Winkler Prins

Anthony Winkler Prins (1870)

Gepubliceerd op 04-07-2018

Chouans

betekenis & definitie

Chouans noemde men gedurende de groote Fransche Revolutie de benden, die op den regteroever der Loire en in Bretagne voor de zaak des Konings streden.

Jean Cottereau, gewoonlijk Chouan genaamd, een voormalig smokkelaar, verzamelde tegen het einde van 1793 in de wouden van Pertre en Fougères eene bende ontevredenen — de zoogenaamde Chouannerie — onder de vaan van het koningschap.
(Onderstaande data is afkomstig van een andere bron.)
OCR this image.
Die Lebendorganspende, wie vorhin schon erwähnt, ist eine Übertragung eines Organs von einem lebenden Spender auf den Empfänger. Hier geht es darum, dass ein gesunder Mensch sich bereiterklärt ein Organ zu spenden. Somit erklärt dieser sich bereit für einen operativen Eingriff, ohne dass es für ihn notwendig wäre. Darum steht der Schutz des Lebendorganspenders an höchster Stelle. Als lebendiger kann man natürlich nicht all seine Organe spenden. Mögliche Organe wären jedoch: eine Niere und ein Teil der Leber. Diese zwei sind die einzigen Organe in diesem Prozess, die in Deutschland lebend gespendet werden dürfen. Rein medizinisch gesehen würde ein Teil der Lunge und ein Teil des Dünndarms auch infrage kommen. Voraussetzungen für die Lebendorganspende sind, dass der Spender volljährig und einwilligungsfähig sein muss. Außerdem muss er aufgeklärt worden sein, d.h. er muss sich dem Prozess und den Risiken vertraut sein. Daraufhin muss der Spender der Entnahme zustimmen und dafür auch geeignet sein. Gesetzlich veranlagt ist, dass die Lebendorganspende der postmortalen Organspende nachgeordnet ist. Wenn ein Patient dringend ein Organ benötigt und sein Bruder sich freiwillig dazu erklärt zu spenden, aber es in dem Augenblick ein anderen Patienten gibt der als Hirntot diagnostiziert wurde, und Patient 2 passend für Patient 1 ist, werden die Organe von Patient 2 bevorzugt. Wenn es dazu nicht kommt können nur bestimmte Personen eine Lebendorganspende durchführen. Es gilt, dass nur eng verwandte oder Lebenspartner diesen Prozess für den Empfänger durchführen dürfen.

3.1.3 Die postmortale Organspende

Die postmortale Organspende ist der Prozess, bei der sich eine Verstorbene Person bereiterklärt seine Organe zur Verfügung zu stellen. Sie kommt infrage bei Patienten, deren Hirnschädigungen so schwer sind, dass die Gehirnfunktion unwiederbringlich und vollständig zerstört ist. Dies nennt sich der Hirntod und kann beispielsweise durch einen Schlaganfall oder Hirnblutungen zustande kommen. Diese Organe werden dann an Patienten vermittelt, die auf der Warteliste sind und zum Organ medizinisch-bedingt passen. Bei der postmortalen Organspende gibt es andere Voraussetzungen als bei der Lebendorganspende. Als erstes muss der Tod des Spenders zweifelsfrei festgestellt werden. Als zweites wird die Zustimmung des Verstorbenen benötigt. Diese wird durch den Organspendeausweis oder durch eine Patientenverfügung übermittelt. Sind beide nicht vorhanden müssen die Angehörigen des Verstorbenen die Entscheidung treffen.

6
Ook in de Vendée vond hij weêrklank, en zijn aanhang breidde zich uit tot bij Parijs over een gebied van meer dan 1000 geogr. mijlen.

Daar de Chouans verstoken waren van behoorlijke wapens en munitie, moesten zij zich tot rooftogten en nachtelijke overrompelingen bepalen, doch zij waren sterk genoeg, om een leger van 60000 man geregelde troepen in gestadige spanning te houden. Eindelijk gelukte het generaal Beaufort in het begin van 1794, eene bende van 600 dier mannen op te ligten en de papieren van hun opperbevelhebber, den markies Puisaye, in handen te krijgen.

Daaruit bleek het volgende: Zuid-Frankrijk was in kantons en departementen verdeeld, en de soldaten waren onder het bevel van verantwoordelijke officieren geplaatst en tot divisiën vereenigd, die door een veldmaarschalk werden aangevoerd. Elke divisie had hare kas en haren raad, uit edelen en priesters zamengesteld. Ieder verdediger moest met een duren eed beloven, dat hij troon en altaar verdedigen zou.

Jean Chouan hield zich met zijne bende in het woud van Pertre in een hol geruimen tijd verborgen, totdat Beaufort er den 2den Februarij 1794 in slaagde om hen te omsingelen en gevangen te nemen, waarbij Chouan sneuvelde. Eindelijk werd geheel het westen van Frankrijk in staat van beleg gesteld en het opperbevel aldaar aan generaal Hoche opgedragen. Puisaye begaf zich naar Engeland, om van Pitt ondersteuning te vragen, en gaf het commando over aan den vermetelen gelukzoeker Désoteux, genaamd Cormatin, die bij het voeren van den oorlog niet veel beleid aan den dag legde.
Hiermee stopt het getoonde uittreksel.